Russland entmilitarisiert: Putin erhält Friedensnobelpreis

07.10.2022 11:33:00

Russland entmilitarisiert: Putin erhält Friedensnobelpreis

Russland entmilitarisiert: Putin erhält Friedensnobelpreis

Heute ist von der gefürchteten russischen Armee nur noch wenig übrig. Für diese Leistung erhält Putin nun den Friedensnobelpreis.
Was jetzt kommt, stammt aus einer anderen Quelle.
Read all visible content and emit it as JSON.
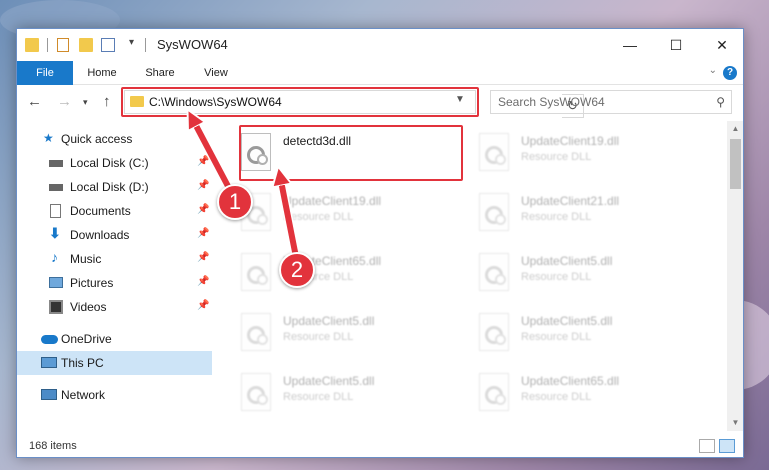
{
  "window": {
    "title": "SysWOW64",
    "minimize": "—",
    "maximize": "☐",
    "close": "✕"
  },
  "ribbon": {
    "tabs": [
      "File",
      "Home",
      "Share",
      "View"
    ],
    "help": "?"
  },
  "address": {
    "path": "C:\\Windows\\SysWOW64",
    "search_placeholder": "Search SysWOW64"
  },
  "sidebar": {
    "items": [
      {
        "label": "Quick access",
        "icon": "star-icon",
        "pinned": false
      },
      {
        "label": "Local Disk (C:)",
        "icon": "drive-icon",
        "pinned": true
      },
      {
        "label": "Local Disk (D:)",
        "icon": "drive-icon",
        "pinned": true
      },
      {
        "label": "Documents",
        "icon": "documents-icon",
        "pinned": true
      },
      {
        "label": "Downloads",
        "icon": "download-icon",
        "pinned": true
      },
      {
        "label": "Music",
        "icon": "music-icon",
        "pinned": true
      },
      {
        "label": "Pictures",
        "icon": "pictures-icon",
        "pinned": true
      },
      {
        "label": "Videos",
        "icon": "videos-icon",
        "pinned": true
      },
      {
        "label": "OneDrive",
        "icon": "cloud-icon",
        "pinned": false
      },
      {
        "label": "This PC",
        "icon": "computer-icon",
        "pinned": false,
        "selected": true
      },
      {
        "label": "Network",
        "icon": "network-icon",
        "pinned": false
      }
    ]
  },
  "files": [
    {
      "name": "detectd3d.dll",
      "type": ""
    },
    {
      "name": "UpdateClient19.dll",
      "type": "Resource DLL"
    },
    {
      "name": "UpdateClient19.dll",
      "type": "Resource DLL"
    },
    {
      "name": "UpdateClient21.dll",
      "type": "Resource DLL"
    },
    {
      "name": "UpdateClient65.dll",
      "type": "Resource DLL"
    },
    {
      "name": "UpdateClient5.dll",
      "type": "Resource DLL"
    },
    {
      "name": "UpdateClient5.dll",
      "type": "Resource DLL"
    },
    {
      "name": "UpdateClient5.dll",
      "type": "Resource DLL"
    },
    {
      "name": "UpdateClient5.dll",
      "type": "Resource DLL"
    },
    {
      "name": "UpdateClient65.dll",
      "type": "Resource DLL"
    }
  ],
  "status": {
    "count": "168 items"
  },
  "annotations": {
    "step1": "1",
    "step2": "2",
    "accent": "#e2333c"
  }
}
MOSKAU / OSLO – Eigentlich wollte Putin seinen 70. Geburtstag im Kreis seiner engsten Berater und Schönheitschirurgen in seinem Palast in Sochi feiern. Doch gerade als er seine Coppenrath & Wiese Stracciatella-Zyankali-Torte anschneidet, das Fenster öffnet, überlegt und nach unten schielt, klingelt das Telefon. „Ich hab es zuerst für einen Scherzanruf gehalten und meinen Assistenten aus dem Fenster werfen lassen“, lacht der russische Präsident. 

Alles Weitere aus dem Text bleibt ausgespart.